When I took my aunt and uncle to live with me Boo seemed to know that they needed taken care of and he slid into the role easily. They would take him on walks or did he take them? Whichever -- I would watch as they walked down the street and Boo would give his little kick with his back leg as he walked happily along looking everywhere and stopping automatically at the corner, He would walk a little ahead of them so that he reached the corner first and would stop right in front of them and sit down. Somehow he knew that they were not to cross the street and he would turn and come back with them behind him.

Ah yes how do I forget all the beautiful memories I have of him ? I don't ! I do not want to ! Not ever ! 

I just hope in time the memories will be easier to remember and the tears will lessen and my heart won't hurt quite as much when he walks across my mind. 

I hope the day will come that when I turn and still see him in the yard or feel him as he brushes against me that instead of tears falling a smile will come to my face.

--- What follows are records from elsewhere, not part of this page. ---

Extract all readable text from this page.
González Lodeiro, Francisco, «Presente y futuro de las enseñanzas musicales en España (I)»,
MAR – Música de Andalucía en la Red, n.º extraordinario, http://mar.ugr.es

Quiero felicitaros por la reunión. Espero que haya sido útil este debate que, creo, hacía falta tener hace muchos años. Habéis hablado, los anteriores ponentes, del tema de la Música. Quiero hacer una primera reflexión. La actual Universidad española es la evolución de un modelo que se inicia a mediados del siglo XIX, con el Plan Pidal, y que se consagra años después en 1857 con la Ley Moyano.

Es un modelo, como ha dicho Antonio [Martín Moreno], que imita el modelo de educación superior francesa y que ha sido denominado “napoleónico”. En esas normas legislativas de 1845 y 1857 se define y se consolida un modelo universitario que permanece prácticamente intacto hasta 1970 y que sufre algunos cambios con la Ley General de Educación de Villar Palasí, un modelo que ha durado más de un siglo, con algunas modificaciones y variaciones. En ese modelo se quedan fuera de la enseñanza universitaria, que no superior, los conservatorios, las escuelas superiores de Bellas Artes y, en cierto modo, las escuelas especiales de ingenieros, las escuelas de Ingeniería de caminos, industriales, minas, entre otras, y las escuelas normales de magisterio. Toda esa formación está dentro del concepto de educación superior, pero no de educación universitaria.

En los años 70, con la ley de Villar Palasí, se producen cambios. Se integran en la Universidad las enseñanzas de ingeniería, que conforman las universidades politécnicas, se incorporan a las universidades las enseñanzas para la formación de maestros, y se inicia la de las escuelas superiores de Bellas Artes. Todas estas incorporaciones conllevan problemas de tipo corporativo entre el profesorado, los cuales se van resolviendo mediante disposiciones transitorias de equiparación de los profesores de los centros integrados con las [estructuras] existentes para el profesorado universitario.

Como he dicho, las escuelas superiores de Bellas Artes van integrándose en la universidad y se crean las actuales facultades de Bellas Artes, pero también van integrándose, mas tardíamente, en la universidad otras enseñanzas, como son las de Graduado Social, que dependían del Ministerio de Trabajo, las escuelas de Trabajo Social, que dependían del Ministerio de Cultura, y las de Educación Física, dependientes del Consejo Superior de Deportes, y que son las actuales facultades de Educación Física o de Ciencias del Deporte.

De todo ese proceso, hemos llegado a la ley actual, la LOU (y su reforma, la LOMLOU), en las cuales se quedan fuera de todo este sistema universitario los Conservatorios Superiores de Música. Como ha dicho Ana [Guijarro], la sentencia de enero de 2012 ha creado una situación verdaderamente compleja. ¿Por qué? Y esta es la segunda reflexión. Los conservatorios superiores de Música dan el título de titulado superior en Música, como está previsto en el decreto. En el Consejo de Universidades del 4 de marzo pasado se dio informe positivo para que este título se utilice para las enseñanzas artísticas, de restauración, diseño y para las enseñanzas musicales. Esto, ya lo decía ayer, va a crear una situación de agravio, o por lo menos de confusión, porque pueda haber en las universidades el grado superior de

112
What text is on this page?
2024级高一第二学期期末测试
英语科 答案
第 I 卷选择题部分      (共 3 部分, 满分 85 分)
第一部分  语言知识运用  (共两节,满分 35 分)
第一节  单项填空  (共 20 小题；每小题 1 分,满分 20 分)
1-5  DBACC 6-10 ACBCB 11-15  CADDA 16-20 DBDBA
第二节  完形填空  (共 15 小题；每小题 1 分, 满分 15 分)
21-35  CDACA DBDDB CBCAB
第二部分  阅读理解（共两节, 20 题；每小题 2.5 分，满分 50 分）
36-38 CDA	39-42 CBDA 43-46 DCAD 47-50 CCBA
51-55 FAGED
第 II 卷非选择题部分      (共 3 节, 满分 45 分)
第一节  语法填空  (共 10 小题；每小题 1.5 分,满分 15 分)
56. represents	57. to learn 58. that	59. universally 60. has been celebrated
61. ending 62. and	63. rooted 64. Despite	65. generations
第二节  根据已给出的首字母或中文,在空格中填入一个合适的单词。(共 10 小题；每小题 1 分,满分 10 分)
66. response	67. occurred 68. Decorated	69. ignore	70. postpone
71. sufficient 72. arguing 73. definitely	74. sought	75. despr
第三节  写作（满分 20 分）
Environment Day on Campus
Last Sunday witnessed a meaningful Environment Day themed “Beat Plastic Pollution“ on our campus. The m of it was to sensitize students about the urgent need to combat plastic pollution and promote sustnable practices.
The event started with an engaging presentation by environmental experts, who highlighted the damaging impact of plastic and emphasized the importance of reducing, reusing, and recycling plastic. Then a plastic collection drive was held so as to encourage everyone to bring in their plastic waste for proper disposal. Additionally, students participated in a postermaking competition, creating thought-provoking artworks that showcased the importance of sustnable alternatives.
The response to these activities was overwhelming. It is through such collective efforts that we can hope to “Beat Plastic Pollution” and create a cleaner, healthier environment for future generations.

I hope the day will come when I do not feel guilty for sending him to the Rainbow bridge because I could no longer stand to see him in pain from the arthritis that wracked his wee body and from the blindness that filled his poor brown eyes so he bumped against everything and walked into walls and fences.

I know in my heart he is in a better place. I know he does not have pain there and I know that he is playing with his tennis ball and watching for me to come home to him because he is no longer blind. I know he knows how much he meant and still means to me. I know he knows I still love him.

But for now I am grieving as deeply as I did the last day I held him in my arms while the vet readied the needle to help him go to sleep in peace and comfort. I still see his beautiful big brown eyes as we spent our last few minutes together. I still feel him lick my face before he went to sleep for the last time.